Tunisie: Pour un discours religieux équilibré et modéré

17 Février 2019

Magistrat de formation, l'homme a reconnu avoir eu un manque de communication, mais aussi une certaine faille juridique et procédurale dans la gestion de son département.

N'empêche, «le ministère est en train de travailler à un rythme soutenu, ayant à son ordre du jour un vaste plan d'action pour le rendre plus visible et mieux adapté à l'ère du numérique», estime-t-il. Surtout que son personnel, à l'instar de bien d'autres administrations, ne s'est pas encore débarrassé de l'effet papier, ô combien gênant. Quoi de neuf ? Autant de projets structurants à caractère juridique et institutionnel en point de mire. Entre autres, un système informatisé propre aux cadres religieux doublé d'une carte des mosquées numérique, le but étant de gérer un effectif de plus de 20 mille employés répartis sur près de 6 mille lieux de culte à l'échelle nationale. Et dans une large mesure, faire face à la poussée des mosquées anarchiques ou sans autorisation. La signature d'une convention avec l'Office de la topographie et du cadastre, prévoit-il, rentre dans ce cadre, afin de régulariser leur situation foncière. Sans pour autant perdre de vue la rationalisation continue de la consommation d'eau et d'électricité dans les mosquées.

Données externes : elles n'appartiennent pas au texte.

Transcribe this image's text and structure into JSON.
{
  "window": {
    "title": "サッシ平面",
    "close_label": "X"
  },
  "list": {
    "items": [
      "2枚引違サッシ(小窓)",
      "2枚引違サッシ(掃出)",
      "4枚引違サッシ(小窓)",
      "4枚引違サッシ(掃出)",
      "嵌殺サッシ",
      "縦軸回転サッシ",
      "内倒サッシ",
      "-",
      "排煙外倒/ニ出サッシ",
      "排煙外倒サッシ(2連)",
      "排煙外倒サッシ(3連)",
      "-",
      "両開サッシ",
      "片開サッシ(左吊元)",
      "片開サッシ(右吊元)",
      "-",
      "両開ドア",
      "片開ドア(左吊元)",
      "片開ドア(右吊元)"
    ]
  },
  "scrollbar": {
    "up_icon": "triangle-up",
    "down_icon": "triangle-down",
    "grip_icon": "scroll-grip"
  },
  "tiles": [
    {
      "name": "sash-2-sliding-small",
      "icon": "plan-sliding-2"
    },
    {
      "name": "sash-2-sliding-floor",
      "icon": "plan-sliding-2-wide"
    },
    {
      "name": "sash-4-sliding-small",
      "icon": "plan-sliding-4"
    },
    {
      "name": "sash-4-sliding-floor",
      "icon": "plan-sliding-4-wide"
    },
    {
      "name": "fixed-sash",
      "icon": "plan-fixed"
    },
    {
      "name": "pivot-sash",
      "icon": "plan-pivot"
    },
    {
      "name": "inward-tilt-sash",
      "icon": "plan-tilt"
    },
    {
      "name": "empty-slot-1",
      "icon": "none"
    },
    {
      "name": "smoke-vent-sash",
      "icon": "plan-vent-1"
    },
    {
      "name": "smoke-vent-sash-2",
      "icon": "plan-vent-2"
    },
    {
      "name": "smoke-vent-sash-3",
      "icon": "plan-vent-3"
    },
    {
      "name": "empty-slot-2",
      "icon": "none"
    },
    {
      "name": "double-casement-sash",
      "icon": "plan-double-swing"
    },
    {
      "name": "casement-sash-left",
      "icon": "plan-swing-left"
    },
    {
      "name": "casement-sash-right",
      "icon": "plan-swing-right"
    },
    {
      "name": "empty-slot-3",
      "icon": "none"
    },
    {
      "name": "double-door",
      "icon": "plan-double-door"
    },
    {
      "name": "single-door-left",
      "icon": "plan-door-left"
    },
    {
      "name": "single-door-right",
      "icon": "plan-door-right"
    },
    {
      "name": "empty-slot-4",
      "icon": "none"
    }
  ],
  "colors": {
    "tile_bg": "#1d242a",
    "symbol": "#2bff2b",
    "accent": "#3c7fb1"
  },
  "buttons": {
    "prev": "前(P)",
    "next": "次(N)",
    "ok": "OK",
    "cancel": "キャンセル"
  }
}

Tout pour réussir la saison

Volet pèlerinage et petit pèlerinage (omra) 2019, les préparatifs semblent aller bon train. L'on recense, cette année, quelque 236 mille candidats dont seulement un quota de 10.982 pèlerins sera pris en considération. A ce sujet, le ministre fait montre de sa volonté de mettre en place un bureau des pèlerins tunisiens en Arabie Saoudite auquel sera confiée la facilitation des procédures relatives à l'organisation de la saison. De même, la création envisagée d'une administration générale chargée du pèlerinage et de la omra. Le tout, d'après lui, s'inscrit dans un projet exhaustif de réactualisation structurelle du ministère. L'on prévoit, d'ici là, un décret réglementaire y afférent. L'objectif, déclare M. Adhoum, est d'accorder à ce rite religieux annuel l'intérêt qui lui revient : « Améliorer les conditions de transport, d'accueil et d'hébergement dans les lieux saints. Et peut-être un mode de paiement électronique sera également institué ». Sur le plan juridique, il est temps de parer à tout manquement. Une série de projets de loi et décrets-lois en phase de finalisation avant d'être soumis au Conseil des ministres, lesquels portent notamment sur la restructuration du ministère, les concours du saint Coran et l'organisation des écoles coraniques (koutteb). Ce dernier intervient au moment où nombre de ces écoles ne sont pas en règle, un souci qui n'a laissé personne indifférent. Une telle réglementation est de nature à faciliter leur contrôle. « Cela répond également aux préoccupations de nos députés qui ont insisté pour y mettre de l'ordre», souligne-t-il. Le ministère dispose, alors, de 1.720 écoles, conformément aux normes en vigueur.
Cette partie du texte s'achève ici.